Genetic database builder 23andMe (ME 4.50%) stock slid 10% through 12:05 p.m. ET Tuesday. Curiously, though, the news that 23andMe reported today seemed generally of the "good" variety. The company announced a collaboration with the nonprofit Colorectal Cancer Alliance "to help advance research on colorectal cancer in the Black/African American community."

Now, why might investors consider this bad news for 23andMe stock?

Non-profit plus an unprofitable company equals what?

Let's start with the obvious: 23andMe is partnering with a non-profit organization, on a project that will have it sign up individuals "to help fill in the gap ... [in] research on colorectal cancer in the Black community." Presumably, the individuals recruited will all get genetic tests with 23andMe, but they will receive "the option to access health reports through a 23andMe+ Premium membership at no cost."

The company didn't describe any financial benefit for its business from the research project (aside from PR value). Indeed, it sounds most likely that 23andMe will be incurring costs in providing a service here, with little or no revenue to offset those costs.

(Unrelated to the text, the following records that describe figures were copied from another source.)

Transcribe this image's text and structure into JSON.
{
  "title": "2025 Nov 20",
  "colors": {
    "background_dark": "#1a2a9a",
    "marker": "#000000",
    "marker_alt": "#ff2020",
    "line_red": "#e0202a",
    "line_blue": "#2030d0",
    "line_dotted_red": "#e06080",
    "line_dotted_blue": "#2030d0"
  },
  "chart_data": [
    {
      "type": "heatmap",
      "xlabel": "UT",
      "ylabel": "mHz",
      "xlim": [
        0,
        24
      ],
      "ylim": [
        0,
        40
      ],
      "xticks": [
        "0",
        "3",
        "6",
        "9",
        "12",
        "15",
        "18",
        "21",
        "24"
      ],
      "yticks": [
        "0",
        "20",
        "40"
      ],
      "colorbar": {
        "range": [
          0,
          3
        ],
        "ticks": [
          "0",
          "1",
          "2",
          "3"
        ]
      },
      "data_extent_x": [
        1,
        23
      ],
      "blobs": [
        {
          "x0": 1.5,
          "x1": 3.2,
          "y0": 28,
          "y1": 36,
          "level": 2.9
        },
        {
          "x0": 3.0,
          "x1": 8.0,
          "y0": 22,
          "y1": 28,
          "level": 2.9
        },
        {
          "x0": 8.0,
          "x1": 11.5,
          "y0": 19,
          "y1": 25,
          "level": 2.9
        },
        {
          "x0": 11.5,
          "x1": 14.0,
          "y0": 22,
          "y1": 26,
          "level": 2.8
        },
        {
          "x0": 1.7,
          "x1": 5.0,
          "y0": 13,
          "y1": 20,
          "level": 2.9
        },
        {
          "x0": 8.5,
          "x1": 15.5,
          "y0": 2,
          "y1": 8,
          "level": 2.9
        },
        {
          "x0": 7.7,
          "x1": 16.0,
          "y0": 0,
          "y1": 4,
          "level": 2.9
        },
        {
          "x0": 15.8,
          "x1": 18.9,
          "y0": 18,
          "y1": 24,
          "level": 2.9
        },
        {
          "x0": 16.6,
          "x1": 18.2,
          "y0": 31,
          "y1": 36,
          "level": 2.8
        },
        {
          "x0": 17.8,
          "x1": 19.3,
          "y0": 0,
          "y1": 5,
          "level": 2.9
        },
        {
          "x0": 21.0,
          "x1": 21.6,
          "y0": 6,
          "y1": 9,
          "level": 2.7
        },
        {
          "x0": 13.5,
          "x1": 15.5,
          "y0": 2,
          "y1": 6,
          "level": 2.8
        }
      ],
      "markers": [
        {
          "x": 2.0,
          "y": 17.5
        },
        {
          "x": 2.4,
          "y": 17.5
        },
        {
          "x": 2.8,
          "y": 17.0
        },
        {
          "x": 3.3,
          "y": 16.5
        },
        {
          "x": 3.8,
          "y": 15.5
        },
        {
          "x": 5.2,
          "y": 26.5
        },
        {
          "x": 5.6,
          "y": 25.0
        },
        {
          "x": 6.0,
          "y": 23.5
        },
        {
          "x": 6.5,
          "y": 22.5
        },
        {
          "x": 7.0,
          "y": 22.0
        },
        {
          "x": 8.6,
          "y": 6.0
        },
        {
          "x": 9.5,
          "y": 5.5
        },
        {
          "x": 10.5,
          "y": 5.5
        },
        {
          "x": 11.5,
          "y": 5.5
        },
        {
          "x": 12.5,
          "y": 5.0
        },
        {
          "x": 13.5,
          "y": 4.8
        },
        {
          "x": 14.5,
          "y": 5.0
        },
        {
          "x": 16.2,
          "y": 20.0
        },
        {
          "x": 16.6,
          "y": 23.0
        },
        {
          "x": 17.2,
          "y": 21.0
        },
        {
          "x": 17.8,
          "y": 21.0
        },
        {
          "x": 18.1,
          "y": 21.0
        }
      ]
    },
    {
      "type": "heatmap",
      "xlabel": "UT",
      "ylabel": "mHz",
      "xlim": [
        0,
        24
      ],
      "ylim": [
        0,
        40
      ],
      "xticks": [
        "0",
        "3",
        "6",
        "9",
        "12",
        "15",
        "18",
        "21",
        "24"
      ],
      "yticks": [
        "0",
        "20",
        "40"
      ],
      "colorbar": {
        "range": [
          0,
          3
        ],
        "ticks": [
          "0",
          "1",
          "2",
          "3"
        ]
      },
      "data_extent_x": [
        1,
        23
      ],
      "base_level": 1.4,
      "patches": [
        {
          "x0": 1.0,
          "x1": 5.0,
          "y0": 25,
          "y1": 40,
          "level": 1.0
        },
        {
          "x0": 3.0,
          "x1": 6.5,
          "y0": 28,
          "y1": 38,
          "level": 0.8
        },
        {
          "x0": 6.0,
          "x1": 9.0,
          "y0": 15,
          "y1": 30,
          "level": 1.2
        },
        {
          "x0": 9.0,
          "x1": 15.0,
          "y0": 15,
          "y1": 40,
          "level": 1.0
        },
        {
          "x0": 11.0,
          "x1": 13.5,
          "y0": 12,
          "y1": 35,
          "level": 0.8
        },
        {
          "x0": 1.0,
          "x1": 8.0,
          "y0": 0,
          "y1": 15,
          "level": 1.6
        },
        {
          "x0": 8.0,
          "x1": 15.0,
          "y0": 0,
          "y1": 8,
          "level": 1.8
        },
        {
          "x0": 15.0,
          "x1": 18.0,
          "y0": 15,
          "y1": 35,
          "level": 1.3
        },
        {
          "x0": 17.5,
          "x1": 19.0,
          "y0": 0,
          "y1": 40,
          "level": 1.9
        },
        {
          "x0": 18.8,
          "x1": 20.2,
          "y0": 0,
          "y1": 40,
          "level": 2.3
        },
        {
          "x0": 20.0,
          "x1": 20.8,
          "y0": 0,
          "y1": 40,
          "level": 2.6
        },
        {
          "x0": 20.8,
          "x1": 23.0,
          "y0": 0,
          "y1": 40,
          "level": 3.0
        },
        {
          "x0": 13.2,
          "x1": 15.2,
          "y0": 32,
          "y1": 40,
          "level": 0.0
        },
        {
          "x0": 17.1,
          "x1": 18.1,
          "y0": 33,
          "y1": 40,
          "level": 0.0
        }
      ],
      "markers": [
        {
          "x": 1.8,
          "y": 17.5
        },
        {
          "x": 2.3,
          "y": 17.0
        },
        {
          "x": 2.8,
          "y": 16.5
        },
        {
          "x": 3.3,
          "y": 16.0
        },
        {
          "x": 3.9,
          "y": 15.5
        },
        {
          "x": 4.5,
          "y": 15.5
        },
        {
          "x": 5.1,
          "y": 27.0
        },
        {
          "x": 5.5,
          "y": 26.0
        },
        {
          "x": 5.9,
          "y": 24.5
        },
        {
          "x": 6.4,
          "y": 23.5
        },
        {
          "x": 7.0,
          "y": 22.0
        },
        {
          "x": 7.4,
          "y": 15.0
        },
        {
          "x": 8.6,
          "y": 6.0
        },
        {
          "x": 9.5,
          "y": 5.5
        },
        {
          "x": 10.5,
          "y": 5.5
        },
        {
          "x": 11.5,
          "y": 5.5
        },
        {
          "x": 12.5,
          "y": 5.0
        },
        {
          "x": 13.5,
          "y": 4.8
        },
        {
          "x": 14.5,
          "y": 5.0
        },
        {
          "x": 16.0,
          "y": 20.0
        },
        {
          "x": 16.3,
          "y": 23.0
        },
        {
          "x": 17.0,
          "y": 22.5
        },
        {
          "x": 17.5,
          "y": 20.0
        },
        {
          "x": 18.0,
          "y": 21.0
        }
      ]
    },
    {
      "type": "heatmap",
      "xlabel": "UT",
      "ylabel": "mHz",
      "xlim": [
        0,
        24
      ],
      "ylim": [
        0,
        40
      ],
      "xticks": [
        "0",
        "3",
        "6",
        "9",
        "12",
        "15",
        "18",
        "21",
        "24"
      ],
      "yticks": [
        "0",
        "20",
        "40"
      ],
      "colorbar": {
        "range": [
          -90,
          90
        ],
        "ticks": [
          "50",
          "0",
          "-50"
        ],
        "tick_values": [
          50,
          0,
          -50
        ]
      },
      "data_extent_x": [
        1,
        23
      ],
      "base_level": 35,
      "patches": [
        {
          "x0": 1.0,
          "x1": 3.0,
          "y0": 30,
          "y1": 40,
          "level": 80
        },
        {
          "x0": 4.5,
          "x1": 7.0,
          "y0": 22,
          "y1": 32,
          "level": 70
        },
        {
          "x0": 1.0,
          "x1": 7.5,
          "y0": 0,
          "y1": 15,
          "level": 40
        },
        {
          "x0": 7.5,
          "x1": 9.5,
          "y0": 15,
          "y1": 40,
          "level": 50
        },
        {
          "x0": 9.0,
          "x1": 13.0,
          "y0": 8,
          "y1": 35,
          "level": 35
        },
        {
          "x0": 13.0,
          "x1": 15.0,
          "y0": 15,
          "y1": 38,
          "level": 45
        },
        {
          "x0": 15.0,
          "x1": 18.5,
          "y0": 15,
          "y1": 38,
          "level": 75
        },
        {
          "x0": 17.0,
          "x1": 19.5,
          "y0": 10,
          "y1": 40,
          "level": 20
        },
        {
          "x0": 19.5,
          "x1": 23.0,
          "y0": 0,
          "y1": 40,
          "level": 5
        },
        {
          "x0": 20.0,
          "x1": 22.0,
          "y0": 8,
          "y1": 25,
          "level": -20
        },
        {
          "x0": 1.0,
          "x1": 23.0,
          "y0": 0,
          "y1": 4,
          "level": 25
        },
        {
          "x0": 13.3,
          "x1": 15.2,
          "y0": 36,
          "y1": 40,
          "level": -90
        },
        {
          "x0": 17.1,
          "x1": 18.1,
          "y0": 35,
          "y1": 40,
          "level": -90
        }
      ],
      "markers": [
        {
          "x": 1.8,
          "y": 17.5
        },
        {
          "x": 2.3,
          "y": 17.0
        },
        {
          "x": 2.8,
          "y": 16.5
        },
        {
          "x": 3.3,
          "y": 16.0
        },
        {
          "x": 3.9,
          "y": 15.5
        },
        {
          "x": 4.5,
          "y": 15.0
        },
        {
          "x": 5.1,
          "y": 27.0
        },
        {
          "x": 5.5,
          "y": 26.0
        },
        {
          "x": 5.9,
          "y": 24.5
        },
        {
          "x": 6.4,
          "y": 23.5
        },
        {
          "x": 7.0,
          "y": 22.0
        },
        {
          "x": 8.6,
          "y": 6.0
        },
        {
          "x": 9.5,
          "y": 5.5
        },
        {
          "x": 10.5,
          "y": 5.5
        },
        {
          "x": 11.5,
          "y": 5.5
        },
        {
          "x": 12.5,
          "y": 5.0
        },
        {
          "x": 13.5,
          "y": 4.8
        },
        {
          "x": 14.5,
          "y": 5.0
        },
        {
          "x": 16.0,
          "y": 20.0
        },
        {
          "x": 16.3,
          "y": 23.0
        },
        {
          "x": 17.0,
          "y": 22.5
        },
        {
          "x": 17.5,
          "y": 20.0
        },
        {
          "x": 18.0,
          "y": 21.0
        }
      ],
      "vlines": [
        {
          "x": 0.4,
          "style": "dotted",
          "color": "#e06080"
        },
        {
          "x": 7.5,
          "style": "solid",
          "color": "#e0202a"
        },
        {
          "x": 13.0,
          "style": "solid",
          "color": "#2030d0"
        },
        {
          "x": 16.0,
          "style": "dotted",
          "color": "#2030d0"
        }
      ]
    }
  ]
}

23andMe is in no position for altruism

While a worthy goal, 23andMe really isn't in a great position to be providing its services gratis. The company is not currently profitable. Indeed, 23andMe has never been profitable, and its losses are actually growing over time, reaching $667 million in the most recent financial year.

23andMe is also burning cash at a pretty steady rate of about $165 million per year, but has only $140 million (net of cash) on its balance sheet. This implies that, unless 23andMe finds a way to generate some cash quickly, it will be in a net-debt position within a year.

While the goals of this study may be laudable, it's more likely to worsen 23andMe's financial position, rather than help. Today's sell-off in the stock suggests that investors have reached the same conclusion.